Возвращается наша машина, слышатся чьи-то голоса. Неужели Николай разыскал учителя? Точно! Разбрызгивая лужи, они врываются в подъезд, и тут же второй сует мне мокрую руку и представляется: «Александр Владимирович Малиновский».
Скрипит ключ, открывается дверь, мы входим в музей. Малиновский, оправдываясь, что свет в селе в связи с грозой выключили, зажигает свечу. Но это даже хорошо: маленькое дрожащее пламя сразу как бы отбрасывает нас в прошлое, делает каждый предмет значительным и немного таинственным.
В музее две комнаты. В первой собрана этнография: расписные народные костюмы, горшки и кувшины с потрескавшейся глазурью, какие-то древние мотыги, прялки… Малиновский, невысокий, быстроречивый, очень подвижный для своих лет (а ему, наверное, уже под шестьдесят), идет впереди, водит свечкой по экспонатам и рассказывает…
Большинство этих реликвий было собрано еще до войны, когда он, молодой учитель, задумал приобщить местных ребятишек к краеведению. Но грянула война, учитель эвакуировался из Любеня на восток и вернулся в родное село «аж в сорок пятом».
Музей в первые же дни оккупации разрушили гитлеровцы. Учитель, повзрослевший, переживший немало военных невзгод, чуть не плакал, глядя на сваленные в углу обломки. Надо было все начинать сначала.
И он начал. Собрал новых ребятишек – младших братьев, а затем и сыновей тех, бывших его учеников. Ребята ходили по селу и окрестным хуторам, «шукали» старинную одежду и утварь.
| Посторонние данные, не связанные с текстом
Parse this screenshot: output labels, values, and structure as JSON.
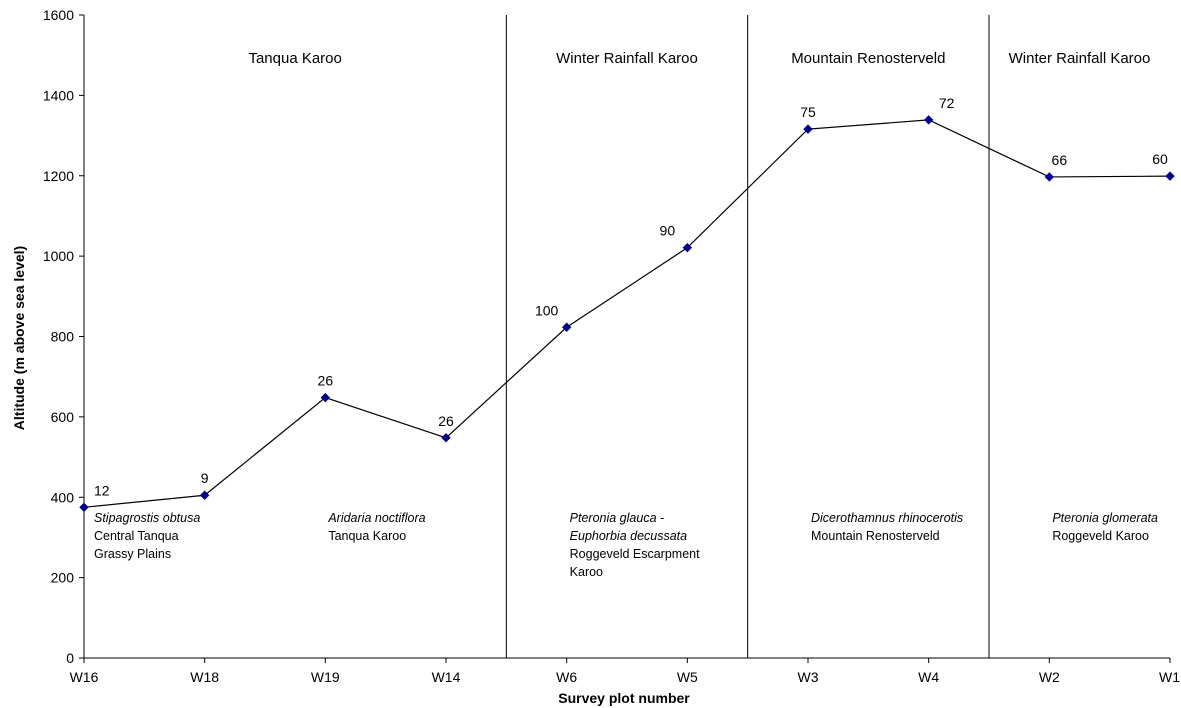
{
  "chart_data": {
    "type": "line",
    "title": "",
    "xlabel": "Survey plot number",
    "ylabel": "Altitude (m above sea level)",
    "ylim": [
      0,
      1600
    ],
    "yticks": [
      "0",
      "200",
      "400",
      "600",
      "800",
      "1000",
      "1200",
      "1400",
      "1600"
    ],
    "categories": [
      "W16",
      "W18",
      "W19",
      "W14",
      "W6",
      "W5",
      "W3",
      "W4",
      "W2",
      "W1"
    ],
    "series": [
      {
        "values": [
          375,
          405,
          648,
          548,
          823,
          1021,
          1316,
          1339,
          1197,
          1199
        ],
        "point_labels": [
          "12",
          "9",
          "26",
          "26",
          "100",
          "90",
          "75",
          "72",
          "66",
          "60"
        ],
        "color": "#000000",
        "marker_color": "#00008b"
      }
    ],
    "grid": false,
    "legend": "none",
    "region_dividers_after_category": [
      "W14",
      "W5",
      "W4"
    ],
    "regions": [
      {
        "label": "Tanqua Karoo"
      },
      {
        "label": "Winter Rainfall Karoo"
      },
      {
        "label": "Mountain Renosterveld"
      },
      {
        "label": "Winter Rainfall Karoo"
      }
    ],
    "vegetation_labels": [
      {
        "lines": [
          {
            "text": "Stipagrostis obtusa",
            "italic": true
          },
          {
            "text": "Central Tanqua",
            "italic": false
          },
          {
            "text": "Grassy Plains",
            "italic": false
          }
        ]
      },
      {
        "lines": [
          {
            "text": "Aridaria noctiflora",
            "italic": true
          },
          {
            "text": "Tanqua Karoo",
            "italic": false
          }
        ]
      },
      {
        "lines": [
          {
            "text": "Pteronia glauca -",
            "italic": true
          },
          {
            "text": "Euphorbia decussata",
            "italic": true
          },
          {
            "text": "Roggeveld Escarpment",
            "italic": false
          },
          {
            "text": "Karoo",
            "italic": false
          }
        ]
      },
      {
        "lines": [
          {
            "text": "Dicerothamnus rhinocerotis",
            "italic": true
          },
          {
            "text": "Mountain Renosterveld",
            "italic": false
          }
        ]
      },
      {
        "lines": [
          {
            "text": "Pteronia glomerata",
            "italic": true
          },
          {
            "text": "Roggeveld Karoo",
            "italic": false
          }
        ]
      }
    ]
  }
}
Но теперь для людей история жила не только и не столько в отскрипевших свой век прялках и потрескавшихся горшках. Она клокотала в сердцах и раскаленной, трудно остывающей лавой текла из вчерашнего дня в сегодняшний. Это была память о недавней войне, которая уже стала историей. И сельский учитель, понявший это, вскоре решил изменить направление поисков. Он повел своих «следопытов» в поля и леса. Ребята обшаривали каждую ямку, похожую на заросший травой окоп или осыпавшуюся траншею, и часто под вечер возвращались в село с трофеями – ржавой продырявленной каской или винтовкой. А потом сидели и долго разбирали полустершиеся буквы, нацарапанные на прикладах безвестным защитником Родины, пытаясь разгадать, кто он и откуда.
А взрослые рассказывали: в сорок первом, на седьмой или восьмой день войны, сюда, к шоссе, подошли наши бойцы, почти все в зеленых фуражках, не так чтобы много, человек двести. Командовал ими чернявый дядько лет двадцати пяти – тридцати, судя по петлицам, не то политрук, не то старший лейтенант. Он спросил, проходили ли здесь немцы, ему ответили, что проходили, но тоже немного – с батальон, не больше, только не пешком, а на мотоциклах. Командир мотнул чубом: ну, это, мол, не страшно. «Значит, – сказал он своим, – главные силы противника еще на подходе, им-то мы и дадим здесь бой». И приказал рыть окопы, готовить рубеж.
Вскоре на шоссе показалась вражеская колонна. Впереди шли открытые бронемашины, за ними грузовики с солдатами. И вот тут завязался бой. Гитлеровцев было раз в десять больше, чем наших, но пограничники так ловко расположили свои огневые точки, что уничтожили почти всю колонну, а сами потеряли совсем мало.
Было это в полдень. А к вечеру подошла еще одна колонна. Противник, видно, был уже предупрежден, что здесь их ожидает засада. Не доезжая Любеня, часть колонны свернула на юг, к Комарно, а другая часть остановилась, солдаты спешились и пошли в атаку.
Этот второй бой длился двое суток. Местные жители (а среди них были участники войн) рассказывали, что такого ожесточенного боя они не видели никогда – ни до, ни после… Раза два или три чернявый командир поднимал своих бойцов в штыковую атаку, многие были ранены, но из строя не уходили.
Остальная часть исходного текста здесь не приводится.